Philip Seymour Hoffman earned a Tony nomination for playing Broadway’s most recent Willy Loman.

Philip Seymour Hoffman earned a Tony nomination for playing Broadway’s most recent Willy Loman. (Bruce Glikas/FilmMagic)

Just how universal is Willy Loman, the doomed soul of “Death of a Salesman”?

We’re about to find out, with “This Great Country,” a new theatrical reimagining of Arthur Miller’s 1949 classic.

And while we’ve seen many shapes and sizes of different Lomans through the years — Lee J. Cobb, George C. Scott, Dustin Hoffman and Philip Seymour Hoffman among them — this new version has six actors sharing the role, including Korean, Indian and African-American men and two women.

Heavily trimmed, rewritten and set in the present — with a cast of 17, ages roughly 7 to 17 — the free production kicks off Wednesday as part of the River to River festival. The play falls in line with the very untraditional take by the Brooklyn-based 600 Highwaymen, run by the husband-and-wife team of Abigail Browde and Michael Silverstone.

Browde says their version of Miller’s famous play was inspired by a road trip through Texas, where they were struck by the desolation of the small towns they passed through.

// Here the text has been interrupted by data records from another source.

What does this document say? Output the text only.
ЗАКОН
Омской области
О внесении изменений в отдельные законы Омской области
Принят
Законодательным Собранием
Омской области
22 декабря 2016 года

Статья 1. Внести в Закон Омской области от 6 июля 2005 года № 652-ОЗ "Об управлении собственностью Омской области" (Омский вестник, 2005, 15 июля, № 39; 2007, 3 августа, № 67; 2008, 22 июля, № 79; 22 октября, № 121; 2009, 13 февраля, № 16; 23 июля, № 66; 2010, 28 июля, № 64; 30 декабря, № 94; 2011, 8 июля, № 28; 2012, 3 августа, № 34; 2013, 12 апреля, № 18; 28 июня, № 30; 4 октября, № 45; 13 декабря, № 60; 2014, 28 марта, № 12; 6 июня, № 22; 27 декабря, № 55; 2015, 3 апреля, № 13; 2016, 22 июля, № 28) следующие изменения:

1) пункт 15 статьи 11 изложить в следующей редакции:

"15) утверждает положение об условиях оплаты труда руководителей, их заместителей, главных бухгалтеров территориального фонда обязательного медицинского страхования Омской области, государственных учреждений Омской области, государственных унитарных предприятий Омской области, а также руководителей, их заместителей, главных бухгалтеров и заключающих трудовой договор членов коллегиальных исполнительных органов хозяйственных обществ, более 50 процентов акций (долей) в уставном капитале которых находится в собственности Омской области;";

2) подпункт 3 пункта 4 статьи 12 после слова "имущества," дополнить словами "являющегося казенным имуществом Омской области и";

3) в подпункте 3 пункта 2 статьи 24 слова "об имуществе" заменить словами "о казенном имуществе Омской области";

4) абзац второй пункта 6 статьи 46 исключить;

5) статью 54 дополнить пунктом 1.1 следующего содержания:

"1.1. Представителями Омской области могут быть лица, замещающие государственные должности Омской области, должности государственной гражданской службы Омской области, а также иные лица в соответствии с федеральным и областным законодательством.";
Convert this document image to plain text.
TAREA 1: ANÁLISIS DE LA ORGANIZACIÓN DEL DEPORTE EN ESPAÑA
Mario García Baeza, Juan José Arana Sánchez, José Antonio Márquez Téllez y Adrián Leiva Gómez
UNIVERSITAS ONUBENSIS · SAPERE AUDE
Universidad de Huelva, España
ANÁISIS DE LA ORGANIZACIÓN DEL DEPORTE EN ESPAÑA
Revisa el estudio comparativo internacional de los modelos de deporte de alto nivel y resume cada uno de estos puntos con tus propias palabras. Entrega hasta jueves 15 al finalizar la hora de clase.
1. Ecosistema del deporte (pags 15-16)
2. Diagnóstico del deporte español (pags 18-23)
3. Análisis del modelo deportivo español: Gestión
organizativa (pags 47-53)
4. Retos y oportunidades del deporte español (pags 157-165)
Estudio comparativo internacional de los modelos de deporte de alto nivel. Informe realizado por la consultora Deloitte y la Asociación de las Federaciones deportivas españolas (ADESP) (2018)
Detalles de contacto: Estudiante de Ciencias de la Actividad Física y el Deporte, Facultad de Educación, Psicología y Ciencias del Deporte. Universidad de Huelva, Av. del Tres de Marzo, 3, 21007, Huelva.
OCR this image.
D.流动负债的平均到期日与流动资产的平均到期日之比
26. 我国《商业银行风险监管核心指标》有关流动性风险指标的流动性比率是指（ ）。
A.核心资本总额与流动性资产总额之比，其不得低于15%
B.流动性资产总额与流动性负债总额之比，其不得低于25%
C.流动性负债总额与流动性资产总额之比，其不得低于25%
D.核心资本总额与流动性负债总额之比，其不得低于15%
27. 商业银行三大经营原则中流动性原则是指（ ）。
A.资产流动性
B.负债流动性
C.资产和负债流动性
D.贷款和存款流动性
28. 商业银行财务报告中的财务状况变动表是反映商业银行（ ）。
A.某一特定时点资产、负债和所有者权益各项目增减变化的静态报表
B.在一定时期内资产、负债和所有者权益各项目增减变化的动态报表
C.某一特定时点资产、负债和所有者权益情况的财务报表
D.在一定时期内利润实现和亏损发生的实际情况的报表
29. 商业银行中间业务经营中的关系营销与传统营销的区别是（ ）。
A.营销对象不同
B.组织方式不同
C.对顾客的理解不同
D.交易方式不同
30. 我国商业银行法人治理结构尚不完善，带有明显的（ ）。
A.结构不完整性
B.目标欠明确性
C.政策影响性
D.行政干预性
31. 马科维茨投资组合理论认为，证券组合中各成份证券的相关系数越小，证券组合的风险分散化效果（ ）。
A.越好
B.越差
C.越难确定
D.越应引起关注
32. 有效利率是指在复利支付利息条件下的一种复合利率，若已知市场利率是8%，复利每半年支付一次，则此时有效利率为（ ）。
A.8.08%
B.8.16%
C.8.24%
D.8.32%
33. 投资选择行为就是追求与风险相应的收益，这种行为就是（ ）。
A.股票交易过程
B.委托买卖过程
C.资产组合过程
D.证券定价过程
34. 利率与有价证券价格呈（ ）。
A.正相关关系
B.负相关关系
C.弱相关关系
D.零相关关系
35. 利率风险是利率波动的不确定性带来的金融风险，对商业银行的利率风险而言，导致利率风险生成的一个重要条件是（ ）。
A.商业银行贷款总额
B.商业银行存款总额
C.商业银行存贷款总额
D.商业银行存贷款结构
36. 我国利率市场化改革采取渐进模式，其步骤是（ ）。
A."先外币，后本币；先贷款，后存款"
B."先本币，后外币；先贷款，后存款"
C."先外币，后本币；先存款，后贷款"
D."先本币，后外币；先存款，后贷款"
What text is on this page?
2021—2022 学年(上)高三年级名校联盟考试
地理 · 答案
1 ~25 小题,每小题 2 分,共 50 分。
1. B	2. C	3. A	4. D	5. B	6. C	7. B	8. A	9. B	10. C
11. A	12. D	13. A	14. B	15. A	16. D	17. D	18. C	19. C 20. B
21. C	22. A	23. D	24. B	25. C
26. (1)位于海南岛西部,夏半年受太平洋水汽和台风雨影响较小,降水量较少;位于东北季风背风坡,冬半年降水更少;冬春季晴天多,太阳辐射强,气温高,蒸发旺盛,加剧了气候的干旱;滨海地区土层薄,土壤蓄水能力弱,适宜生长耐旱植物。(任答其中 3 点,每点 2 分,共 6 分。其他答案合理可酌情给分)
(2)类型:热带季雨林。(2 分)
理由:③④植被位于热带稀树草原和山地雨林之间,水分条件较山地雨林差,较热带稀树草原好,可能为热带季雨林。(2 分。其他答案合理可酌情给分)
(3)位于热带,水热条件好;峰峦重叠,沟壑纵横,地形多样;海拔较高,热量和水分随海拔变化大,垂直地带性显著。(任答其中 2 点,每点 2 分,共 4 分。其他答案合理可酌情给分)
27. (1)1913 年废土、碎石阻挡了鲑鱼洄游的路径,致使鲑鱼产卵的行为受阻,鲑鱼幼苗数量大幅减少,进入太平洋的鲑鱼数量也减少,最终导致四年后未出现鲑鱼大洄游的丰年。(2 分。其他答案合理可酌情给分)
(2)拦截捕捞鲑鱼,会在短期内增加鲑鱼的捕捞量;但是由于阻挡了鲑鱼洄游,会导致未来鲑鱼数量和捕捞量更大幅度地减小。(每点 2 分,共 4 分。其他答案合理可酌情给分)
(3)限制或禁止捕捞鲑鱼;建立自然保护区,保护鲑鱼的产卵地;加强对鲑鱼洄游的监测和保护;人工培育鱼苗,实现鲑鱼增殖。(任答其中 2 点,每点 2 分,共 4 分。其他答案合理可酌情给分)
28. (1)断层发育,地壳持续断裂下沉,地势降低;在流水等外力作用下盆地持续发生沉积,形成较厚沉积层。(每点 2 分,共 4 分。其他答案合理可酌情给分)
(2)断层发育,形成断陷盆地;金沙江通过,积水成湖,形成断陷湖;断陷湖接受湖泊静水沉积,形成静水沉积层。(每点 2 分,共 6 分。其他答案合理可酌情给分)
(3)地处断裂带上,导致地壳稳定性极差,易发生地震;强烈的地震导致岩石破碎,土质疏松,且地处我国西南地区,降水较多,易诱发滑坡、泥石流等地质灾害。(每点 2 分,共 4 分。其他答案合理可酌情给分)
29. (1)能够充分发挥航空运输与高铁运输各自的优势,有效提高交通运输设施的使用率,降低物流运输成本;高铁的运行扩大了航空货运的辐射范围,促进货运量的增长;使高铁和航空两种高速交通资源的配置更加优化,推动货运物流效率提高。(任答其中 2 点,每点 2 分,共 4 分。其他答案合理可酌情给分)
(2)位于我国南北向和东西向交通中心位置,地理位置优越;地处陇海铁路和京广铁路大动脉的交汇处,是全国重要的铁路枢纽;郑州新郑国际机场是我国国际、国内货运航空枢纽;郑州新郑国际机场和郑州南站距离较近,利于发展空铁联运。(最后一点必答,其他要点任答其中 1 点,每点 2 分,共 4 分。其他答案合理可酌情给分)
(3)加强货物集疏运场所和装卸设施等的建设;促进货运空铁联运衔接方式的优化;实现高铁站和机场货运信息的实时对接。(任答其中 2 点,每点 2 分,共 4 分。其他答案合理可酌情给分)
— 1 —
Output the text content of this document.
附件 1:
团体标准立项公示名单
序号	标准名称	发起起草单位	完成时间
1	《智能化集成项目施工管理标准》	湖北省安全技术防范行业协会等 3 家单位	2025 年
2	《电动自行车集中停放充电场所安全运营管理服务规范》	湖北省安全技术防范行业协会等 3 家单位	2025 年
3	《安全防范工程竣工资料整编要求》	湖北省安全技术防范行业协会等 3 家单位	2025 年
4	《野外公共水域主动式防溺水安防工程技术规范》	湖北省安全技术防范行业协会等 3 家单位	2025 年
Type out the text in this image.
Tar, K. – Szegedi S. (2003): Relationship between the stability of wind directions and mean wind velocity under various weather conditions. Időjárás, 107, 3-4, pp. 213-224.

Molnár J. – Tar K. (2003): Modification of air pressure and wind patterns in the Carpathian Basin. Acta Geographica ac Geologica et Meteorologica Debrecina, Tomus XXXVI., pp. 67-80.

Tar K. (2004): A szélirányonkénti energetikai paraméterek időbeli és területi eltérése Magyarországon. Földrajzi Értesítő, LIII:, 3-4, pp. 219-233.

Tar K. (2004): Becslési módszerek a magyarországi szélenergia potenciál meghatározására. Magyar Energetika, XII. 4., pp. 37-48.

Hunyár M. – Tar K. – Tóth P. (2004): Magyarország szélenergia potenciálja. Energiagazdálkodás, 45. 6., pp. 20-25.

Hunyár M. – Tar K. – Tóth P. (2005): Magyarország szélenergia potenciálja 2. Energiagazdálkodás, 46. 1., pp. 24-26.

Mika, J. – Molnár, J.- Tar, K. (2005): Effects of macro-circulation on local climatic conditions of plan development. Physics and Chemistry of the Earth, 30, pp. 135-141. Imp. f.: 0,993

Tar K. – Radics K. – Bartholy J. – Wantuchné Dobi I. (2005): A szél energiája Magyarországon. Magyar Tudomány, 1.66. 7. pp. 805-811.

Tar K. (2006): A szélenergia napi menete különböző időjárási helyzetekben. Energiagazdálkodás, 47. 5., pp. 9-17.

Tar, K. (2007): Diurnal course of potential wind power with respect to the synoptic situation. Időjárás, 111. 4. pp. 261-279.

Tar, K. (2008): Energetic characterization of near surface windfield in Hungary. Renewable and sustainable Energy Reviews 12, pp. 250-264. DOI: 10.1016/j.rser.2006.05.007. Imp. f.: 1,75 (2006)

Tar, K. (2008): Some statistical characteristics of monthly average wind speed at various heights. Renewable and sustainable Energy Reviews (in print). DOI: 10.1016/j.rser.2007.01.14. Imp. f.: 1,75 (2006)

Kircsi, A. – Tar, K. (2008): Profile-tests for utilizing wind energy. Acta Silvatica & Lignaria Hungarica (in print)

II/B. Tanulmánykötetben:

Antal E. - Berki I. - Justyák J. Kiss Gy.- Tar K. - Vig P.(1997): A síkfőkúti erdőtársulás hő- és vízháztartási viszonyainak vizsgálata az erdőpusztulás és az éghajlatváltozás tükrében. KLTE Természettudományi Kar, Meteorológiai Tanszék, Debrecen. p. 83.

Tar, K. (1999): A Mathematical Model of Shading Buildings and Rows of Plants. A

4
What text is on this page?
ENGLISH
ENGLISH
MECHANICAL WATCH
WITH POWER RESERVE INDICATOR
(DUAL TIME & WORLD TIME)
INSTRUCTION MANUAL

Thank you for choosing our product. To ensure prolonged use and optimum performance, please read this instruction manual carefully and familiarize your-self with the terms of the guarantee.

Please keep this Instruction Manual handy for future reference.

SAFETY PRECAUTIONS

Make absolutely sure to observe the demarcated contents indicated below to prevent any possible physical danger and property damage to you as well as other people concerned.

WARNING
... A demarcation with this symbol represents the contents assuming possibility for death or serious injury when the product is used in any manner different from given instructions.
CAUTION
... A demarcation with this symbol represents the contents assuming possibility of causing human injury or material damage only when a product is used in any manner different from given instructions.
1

“They were all depressed and boarded up, with a lot of people just hanging out, looking for work,” she says. “There was a sense that capitalism had just busted.”

She says they decided to use nontraditional casting, including having a young child play the role of Willy’s boss, Howard.

“We had a feeling of, why not?” she says. “We think the story is relevant to a 30-year-old woman of color . . . or a 70-year-old woman . . . or a 50-year-old man. It actually feels more realistic than having a cast that looks like a representation of this story as we usually imagine it.”

The 4-year-old troupe favors nontraditional spaces: One of its productions was done in a church basement. “This Great Country,” which premiered last spring at an arts festival in Austin, Texas, will be presented in what used to be an Express clothing store in the Pier 17 shopping mall at the South Street Seaport.

“The audience will literally walk through a functioning shopping mall into this empty space,” Browde says. “It felt perfectly resonant for this story about the effects of capitalism on the American family. This temple of consumption really lends itself well as a backdrop to the story as we want to tell it.”

That story can be a little convoluted, even for the cast. Lana Dieterich, 68, not only plays Willy’s sympathetic wife, Linda, but Willy himself.

“At one point in the show, I turn on a dime,” the Austin-based actress says. “I say one line as Willy and the next as Linda.”

She says she also found it difficult to deliver the production’s deliberate deadpan style.

“They stripped a lot of what an actor normally brings to a part away . . . it’s as bare-bones as possible,” she says. “I was worried about how audiences were going to receive it, because they took an American classic and messed with it. But the response [in Texas] was great.”

“This Great Country” plays Wednesday through Saturday nights at 8 at Pier 17, South Street Seaport. To reserve a free ticket, visit rivertorivernyc.com.